Since Section 67 of the Act, as currently structured does not, require inclusion of free supplies in the gross value charged, for computation of the value of taxable services; and as this is the only issue presented (on Section 67 of the Act); the tribunal find no justification for a wider analysis of a speculative theatre, of potential conflict.

From the several aids to interpretation, referred to (supra) it was  concluded that goods and materials, supplied/ provided/ used by the service provider for incorporation in the construction, which belong to the provider and for which the service recipient is charged towards the value of such supply/ provision / use and the corresponding value whereof was received by the service provider, to accrue to his benefit, whether independently specified as attributable to the specific material/ goods incorporated or otherwise, would alone constitute the gross amount charged., This is not to say that an exemption Notification cannot enjoin a condition that the value of free supplies must also go into the gross amount charged for valuation of the taxable service. If such intention is to be effectuated the phraseology must be specific and denuded of ambiguity.

In conclusion the Tribunal answered the reference as follows:

(a) The value of goods and materials supplied free of cost by a service recipient to the provider of the taxable construction service, being neither monetary or non-monetary consideration paid by or flowing from the service recipient, accruing to the benefit of service provider, would be outside the taxable value or the gross amount charged, within the meaning of the later expression in Section 67 of the Finance Act, 1994; and

(b) Value of free supplies by service recipient do not comprise the gross amount charged under Notification No. 15/2004-ST, including the Explanation thereto as introduced by Notification No. 4/2005-ST.

Author’s Comments:

The above judgment delivered in context of pre-negative list era will surely help in settling the most unsettled issue in construction industry. The long pending controversy is now answered in favour of the assessee. Since the said judgment is delivered by Larger Bench, it would apply to all disputes on the issue, pending at the various Benches. However it is really difficult to examine the applicability of this judgment in the present negative list regime. Let us test the same.
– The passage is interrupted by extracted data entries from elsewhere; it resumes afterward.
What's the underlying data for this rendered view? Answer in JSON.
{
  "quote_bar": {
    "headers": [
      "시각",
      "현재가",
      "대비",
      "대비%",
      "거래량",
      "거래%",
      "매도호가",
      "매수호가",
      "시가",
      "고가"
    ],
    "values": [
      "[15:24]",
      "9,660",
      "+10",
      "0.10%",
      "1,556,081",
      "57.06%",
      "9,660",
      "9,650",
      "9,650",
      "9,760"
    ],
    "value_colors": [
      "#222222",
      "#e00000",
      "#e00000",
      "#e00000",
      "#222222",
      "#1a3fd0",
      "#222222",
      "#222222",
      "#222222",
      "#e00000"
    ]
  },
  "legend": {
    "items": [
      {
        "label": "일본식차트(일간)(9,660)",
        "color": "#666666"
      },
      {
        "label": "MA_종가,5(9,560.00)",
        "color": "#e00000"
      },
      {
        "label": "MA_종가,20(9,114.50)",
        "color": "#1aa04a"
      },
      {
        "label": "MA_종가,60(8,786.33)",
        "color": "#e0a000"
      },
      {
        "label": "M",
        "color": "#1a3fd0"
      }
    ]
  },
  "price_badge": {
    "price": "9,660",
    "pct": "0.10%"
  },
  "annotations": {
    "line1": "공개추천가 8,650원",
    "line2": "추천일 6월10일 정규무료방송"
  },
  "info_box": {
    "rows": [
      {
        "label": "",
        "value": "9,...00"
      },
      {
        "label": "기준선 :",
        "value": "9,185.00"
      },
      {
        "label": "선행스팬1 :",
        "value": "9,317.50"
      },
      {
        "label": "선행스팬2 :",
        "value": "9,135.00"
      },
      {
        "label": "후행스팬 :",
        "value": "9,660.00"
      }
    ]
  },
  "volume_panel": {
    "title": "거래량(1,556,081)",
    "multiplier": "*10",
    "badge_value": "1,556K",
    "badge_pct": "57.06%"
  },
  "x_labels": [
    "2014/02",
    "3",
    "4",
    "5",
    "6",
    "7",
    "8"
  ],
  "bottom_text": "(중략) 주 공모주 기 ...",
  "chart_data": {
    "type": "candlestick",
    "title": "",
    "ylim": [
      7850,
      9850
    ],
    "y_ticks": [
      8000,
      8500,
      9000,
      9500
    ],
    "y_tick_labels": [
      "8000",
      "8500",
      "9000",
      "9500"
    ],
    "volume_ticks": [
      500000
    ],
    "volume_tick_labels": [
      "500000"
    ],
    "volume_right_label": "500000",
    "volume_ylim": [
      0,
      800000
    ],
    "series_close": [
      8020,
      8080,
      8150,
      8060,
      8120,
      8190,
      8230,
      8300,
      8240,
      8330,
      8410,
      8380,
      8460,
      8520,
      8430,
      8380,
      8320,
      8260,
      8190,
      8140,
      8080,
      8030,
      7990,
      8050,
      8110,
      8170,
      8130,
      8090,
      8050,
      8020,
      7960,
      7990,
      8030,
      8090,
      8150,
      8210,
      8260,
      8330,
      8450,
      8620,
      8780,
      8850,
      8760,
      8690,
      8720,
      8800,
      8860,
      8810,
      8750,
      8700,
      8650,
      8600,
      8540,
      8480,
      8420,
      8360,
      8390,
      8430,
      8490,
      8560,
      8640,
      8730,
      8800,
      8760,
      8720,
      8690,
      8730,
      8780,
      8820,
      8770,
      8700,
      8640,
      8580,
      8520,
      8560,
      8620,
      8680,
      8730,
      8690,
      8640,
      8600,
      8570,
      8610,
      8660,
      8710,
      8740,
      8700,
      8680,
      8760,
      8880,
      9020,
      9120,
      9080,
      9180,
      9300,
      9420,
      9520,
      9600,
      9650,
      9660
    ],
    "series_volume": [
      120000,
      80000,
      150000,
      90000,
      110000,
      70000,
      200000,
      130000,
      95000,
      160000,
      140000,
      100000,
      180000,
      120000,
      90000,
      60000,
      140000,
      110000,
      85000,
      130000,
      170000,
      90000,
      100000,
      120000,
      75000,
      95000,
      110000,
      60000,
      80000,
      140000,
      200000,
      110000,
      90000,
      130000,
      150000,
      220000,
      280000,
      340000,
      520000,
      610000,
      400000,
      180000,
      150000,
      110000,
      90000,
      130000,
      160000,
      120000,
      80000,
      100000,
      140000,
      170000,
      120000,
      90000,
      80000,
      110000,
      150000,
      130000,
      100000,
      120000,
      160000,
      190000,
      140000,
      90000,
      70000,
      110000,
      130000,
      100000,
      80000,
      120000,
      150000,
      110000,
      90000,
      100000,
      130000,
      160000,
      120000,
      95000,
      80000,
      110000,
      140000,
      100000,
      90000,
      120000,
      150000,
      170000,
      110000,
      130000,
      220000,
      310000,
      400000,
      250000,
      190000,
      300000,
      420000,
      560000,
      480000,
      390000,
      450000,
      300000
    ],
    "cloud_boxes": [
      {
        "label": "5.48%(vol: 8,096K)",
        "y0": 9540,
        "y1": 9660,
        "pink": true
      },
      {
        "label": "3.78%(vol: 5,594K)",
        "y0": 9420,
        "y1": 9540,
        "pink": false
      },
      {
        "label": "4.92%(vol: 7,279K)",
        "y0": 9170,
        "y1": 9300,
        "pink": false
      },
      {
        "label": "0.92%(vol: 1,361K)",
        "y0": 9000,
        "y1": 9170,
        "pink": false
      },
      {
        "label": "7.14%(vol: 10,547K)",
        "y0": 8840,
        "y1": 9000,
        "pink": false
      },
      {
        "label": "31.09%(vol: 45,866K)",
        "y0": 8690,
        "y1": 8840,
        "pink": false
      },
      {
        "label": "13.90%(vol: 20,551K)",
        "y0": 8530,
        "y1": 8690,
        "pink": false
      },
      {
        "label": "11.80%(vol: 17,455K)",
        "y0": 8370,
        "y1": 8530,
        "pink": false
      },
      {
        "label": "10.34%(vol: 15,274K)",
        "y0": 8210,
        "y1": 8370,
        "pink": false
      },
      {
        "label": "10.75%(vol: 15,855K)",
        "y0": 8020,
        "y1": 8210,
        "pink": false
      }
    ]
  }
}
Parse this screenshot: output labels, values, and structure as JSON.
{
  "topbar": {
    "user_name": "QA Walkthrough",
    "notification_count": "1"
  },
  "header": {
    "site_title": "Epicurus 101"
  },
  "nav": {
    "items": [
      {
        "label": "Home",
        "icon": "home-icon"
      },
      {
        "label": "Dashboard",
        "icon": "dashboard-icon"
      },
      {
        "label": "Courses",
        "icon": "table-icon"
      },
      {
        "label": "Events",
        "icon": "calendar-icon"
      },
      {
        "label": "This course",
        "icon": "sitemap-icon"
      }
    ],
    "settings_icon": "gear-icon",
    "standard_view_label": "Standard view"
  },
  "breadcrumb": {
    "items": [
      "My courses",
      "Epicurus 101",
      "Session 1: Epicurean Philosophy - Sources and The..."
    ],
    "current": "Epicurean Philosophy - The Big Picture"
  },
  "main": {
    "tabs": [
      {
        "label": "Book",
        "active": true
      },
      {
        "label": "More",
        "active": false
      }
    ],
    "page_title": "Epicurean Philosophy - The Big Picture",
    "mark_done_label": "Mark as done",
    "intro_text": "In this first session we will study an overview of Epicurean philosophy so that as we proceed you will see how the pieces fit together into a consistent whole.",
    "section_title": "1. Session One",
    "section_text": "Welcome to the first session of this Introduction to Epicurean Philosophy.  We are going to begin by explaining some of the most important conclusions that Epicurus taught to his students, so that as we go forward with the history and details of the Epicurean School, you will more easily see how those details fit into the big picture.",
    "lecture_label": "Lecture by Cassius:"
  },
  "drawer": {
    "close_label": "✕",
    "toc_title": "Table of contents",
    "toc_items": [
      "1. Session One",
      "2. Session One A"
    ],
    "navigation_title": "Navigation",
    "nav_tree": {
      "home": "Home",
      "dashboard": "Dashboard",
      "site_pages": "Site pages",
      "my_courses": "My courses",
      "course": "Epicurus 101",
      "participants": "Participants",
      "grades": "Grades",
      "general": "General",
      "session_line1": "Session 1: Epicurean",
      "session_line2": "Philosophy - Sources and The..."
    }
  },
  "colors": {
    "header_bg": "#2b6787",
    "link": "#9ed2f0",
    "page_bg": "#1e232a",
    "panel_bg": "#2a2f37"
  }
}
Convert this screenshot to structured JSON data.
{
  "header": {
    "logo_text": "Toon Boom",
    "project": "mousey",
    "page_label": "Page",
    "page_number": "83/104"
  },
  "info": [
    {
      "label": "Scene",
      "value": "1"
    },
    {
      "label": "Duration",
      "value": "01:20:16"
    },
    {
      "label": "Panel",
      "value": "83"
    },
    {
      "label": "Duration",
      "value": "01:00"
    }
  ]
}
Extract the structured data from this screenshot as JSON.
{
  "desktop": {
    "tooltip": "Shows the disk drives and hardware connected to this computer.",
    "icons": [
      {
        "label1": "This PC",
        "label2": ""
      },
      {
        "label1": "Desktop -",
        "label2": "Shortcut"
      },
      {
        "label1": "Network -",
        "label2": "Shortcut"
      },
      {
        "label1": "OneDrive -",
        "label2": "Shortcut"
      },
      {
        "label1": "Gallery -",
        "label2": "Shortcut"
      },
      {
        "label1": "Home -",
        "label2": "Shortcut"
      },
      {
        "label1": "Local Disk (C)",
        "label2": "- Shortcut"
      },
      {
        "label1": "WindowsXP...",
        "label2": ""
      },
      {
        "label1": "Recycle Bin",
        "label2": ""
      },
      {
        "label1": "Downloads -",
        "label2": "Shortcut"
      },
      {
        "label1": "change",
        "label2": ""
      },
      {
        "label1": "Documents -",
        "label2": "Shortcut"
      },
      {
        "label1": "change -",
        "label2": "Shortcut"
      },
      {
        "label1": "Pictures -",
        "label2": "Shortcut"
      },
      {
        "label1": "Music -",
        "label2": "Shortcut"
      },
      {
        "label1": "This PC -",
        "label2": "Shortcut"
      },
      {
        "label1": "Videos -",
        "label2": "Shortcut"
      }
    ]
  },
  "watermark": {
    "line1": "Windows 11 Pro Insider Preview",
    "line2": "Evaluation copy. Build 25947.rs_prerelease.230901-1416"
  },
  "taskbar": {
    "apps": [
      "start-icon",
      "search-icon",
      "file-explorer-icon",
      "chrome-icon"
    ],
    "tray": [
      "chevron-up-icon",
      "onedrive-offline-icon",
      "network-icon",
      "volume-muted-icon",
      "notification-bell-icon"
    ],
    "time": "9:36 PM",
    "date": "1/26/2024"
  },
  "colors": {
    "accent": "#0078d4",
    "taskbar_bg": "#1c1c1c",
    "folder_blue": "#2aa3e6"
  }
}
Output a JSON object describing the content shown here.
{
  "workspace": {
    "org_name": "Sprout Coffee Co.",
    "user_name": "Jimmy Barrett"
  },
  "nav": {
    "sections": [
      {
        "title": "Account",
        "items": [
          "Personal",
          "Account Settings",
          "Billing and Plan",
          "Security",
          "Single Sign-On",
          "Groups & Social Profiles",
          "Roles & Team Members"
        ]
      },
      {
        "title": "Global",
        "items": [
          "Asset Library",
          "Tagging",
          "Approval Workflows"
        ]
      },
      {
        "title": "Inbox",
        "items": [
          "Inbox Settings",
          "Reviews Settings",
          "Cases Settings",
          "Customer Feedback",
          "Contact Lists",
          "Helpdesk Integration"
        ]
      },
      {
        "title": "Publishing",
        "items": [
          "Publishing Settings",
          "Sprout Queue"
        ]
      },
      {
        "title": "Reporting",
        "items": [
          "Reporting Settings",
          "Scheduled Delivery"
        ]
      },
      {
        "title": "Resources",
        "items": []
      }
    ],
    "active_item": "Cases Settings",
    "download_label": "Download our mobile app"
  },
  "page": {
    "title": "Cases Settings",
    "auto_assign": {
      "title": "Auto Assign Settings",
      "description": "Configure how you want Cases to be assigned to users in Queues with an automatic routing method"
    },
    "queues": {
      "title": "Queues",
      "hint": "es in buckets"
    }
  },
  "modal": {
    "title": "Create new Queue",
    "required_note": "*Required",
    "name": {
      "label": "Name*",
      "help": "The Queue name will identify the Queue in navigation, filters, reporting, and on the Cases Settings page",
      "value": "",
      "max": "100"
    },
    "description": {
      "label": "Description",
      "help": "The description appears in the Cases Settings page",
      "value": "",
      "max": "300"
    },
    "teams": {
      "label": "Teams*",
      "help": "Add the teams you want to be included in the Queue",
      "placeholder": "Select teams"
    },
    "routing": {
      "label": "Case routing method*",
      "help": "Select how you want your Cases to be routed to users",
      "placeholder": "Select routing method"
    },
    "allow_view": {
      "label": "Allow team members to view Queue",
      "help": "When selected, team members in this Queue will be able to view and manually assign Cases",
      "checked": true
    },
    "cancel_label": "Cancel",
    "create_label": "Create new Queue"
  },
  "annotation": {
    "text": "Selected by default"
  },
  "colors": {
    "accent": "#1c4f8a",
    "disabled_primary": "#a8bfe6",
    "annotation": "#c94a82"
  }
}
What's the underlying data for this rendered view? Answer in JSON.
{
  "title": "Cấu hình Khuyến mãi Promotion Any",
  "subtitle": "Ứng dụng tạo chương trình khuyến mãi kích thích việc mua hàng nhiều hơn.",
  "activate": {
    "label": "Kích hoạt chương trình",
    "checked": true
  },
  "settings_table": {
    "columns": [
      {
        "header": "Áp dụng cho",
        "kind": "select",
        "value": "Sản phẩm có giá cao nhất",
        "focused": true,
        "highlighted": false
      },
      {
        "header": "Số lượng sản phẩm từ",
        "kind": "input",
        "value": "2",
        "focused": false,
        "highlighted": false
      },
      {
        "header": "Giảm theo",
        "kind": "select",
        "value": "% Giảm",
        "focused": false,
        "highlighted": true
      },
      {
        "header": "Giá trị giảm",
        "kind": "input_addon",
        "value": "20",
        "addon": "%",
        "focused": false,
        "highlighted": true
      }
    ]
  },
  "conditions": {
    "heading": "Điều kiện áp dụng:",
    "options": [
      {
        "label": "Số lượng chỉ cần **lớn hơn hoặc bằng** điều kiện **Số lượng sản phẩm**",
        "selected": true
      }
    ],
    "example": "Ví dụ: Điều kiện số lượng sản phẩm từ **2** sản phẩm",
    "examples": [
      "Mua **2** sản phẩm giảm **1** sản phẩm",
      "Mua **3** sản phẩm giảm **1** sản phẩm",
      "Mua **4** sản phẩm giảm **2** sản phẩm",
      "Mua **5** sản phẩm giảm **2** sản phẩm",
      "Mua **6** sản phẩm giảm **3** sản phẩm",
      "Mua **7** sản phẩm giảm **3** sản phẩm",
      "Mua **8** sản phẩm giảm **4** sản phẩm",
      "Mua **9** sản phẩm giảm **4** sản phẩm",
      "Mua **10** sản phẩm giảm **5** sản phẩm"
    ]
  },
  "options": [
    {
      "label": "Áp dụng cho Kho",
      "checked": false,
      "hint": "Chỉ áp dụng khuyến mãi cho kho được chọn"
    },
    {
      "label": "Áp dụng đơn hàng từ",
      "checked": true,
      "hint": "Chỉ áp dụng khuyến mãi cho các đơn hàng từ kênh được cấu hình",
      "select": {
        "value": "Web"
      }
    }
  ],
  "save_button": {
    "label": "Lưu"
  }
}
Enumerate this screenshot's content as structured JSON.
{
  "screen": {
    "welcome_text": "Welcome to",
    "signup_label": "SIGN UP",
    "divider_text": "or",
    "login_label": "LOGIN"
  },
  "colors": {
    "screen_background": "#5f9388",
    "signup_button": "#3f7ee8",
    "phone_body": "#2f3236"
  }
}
Applicability of judgment in present scenario

The Service Tax Valuation Rules for works contract under the present scheme of law (i.e rule 2A of the Service Tax Valuation Rules) provides for inclusion of fair market value of all goods supplied in relation to a works contract. Thus on this basis the tax department is demanding service tax even on the value of free supply of goods & material by service recipient to the service provider. However it is pertinent to know that rule 2A of Service Tax Valuation Rules are subject to section 67 of the Finance Act. Thus in author’s view the inclusion of value of FOC materials supplied by the service recipient, for the valuation of works contract service may be challenged, in the light of the instant decision of the larger bench.

Further notification no: 26/2012-ST dated 20.07.2012, providing for abatement to construction service specifically provides for inclusion of fair market value of all goods and services provided by the service recipient to the provider, in the value of taxable services. Thus it needs to be examined whether this judgment would apply to the abatement notification in the present regime also.

PUNCH LINES

The value of the goods incorporated being sale of goods would be liable to sales tax, an area within the legislative competence of State, the value of goods sold would thus be beyond the legislative competence of Parliament for levy of tax on such sale; consequently could not also constitute the value of taxable services.